These days, short-term relationships are not a rare enough beast. Although it would be easy to blame the clients for being fickle, in many cases, the agency is equally to blame, unable to deliver on the many promises blurted out in an anxious pitch situation, for instance.
But it doesn't really matter whose fault it is, the fact is that both agencies and clients are suffering from the proliferation of short-term relationships. For both sides, pitches can be costly and often exhausting processes. But worse than this, a brief relationship renders impossible a truly deep understanding of a brand's long-term strategy.

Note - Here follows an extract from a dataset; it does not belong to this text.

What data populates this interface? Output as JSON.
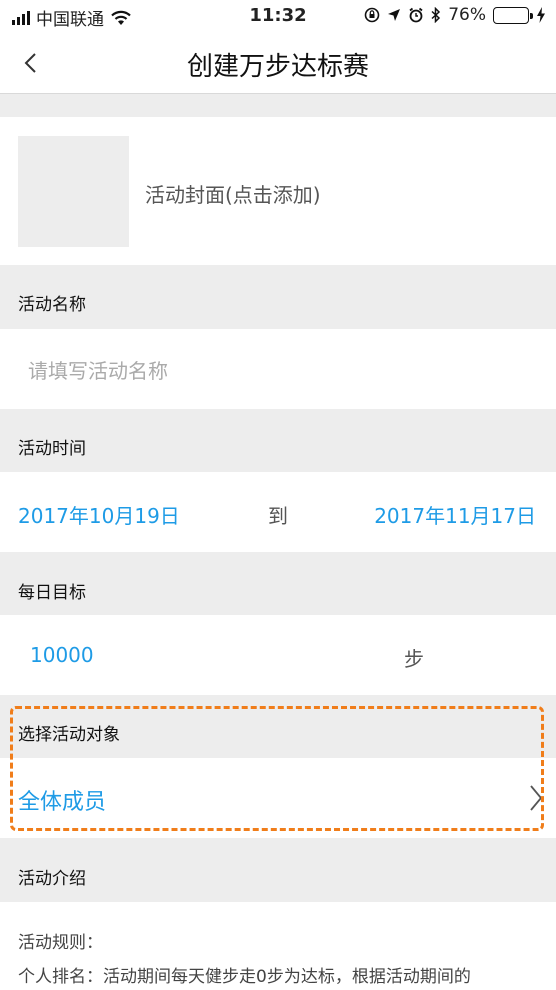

It is clear that much of the most effective work, composed of the best creative and strategic thinking money can buy, goes hand in hand with lengthy relationships. BMW at WCRS, Audi and Levi's at Bartle Bogle Hegarty, American Express at Ogilvy, Sainsbury's at Abbott Mead Vickers BBDO, to name some examples.
But with the positive results of sticking together so apparent, how is it that so many relationships break down so quickly? Some of the flightiness is attributable to the high turnover of staff at both the agencies and in the client community. Indeed, some research reveals that the average tenure of a marketing director is only 18 months. In addition, the invasion of procurement has resulted in pitches enabling marketers to drive their costs down.
But on the flipside, our feature on page 24 indicates that the quality of the agency staff is not what it used to be. "We've not hired an MBA in years," one network head laments. Another factor is that agencies, now so often publicly listed, have had ambitious new-business targets set in order to satisfy shareholders' demand for organic growth. While an agency's attention is focused on new business, who is looking after its existing clients?